# Are there online masters degrees in Germany???



## mrs.senftleben

I know that universities in the US offer tons of online degree programs, but I haven't really been able to find anything like that here in Germany. I'm looking into doing an MA in English Literature/Linguistics. Does anyone know where I can look to find an all-English online MA program in Germany?

Any advice/help would be greatly appreciated! Thank you!


----------



## Glen10

mrs.senftleben said:


> I know that universities in the US offer tons of online degree programs, but I haven't really been able to find anything like that here in Germany. I'm looking into doing an MA in English Literature/Linguistics. Does anyone know where I can look to find an all-English online MA program in Germany?
> 
> Any advice/help would be greatly appreciated!

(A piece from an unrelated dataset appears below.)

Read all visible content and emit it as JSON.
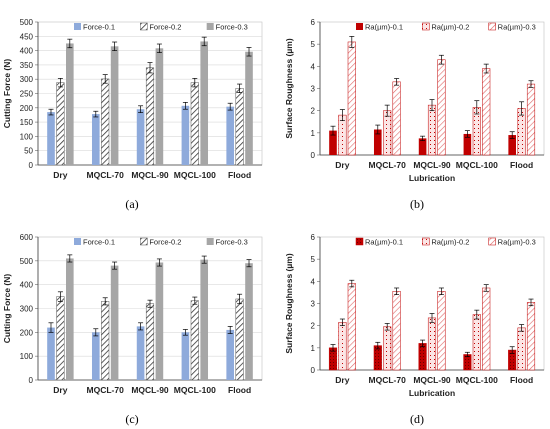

Thank you!


You have as much chance of finding that as an all-German online degree in the States. It makes no sense to me why you would look for a German university program when there are probably many offered by American universities online.


----------



## mrs.senftleben

Glen10 said:


> You have as much chance of finding that as an all-German online degree in the States. It makes no sense to me why you would look for a German university program when there are probably many offered by American universities online.


I know it's ridiculous and I did look at US online degrees, but a Masters is almost double the cost of a Bachelors and that's just not possible for me right now. It is, yes, a shot in the dark to try to find an online graduate degree in English in Germany. But if it existed, it would be a lot more affordable and I would be able to go to the university for a week of intensives, if that would be required.


----------



## Glen10

mrs.senftleben said:


> I know it's ridiculous and I did look at US online degrees, but a Masters is almost double the cost of a Bachelors and that's just not possible for me right now. It is, yes, a shot in the dark to try to find an online graduate degree in English in Germany. But if it existed, it would be a lot more affordable and I would be able to go to the university for a week of intensives, if that would be required.


I agree that it would be more affordable. It would almost have to be 
Sorry I can't give you any leads. I'm almost certain that if you have a little flexibility, take your time and look around, you'll find something that will suit your circumstance :fingerscrossed:


----------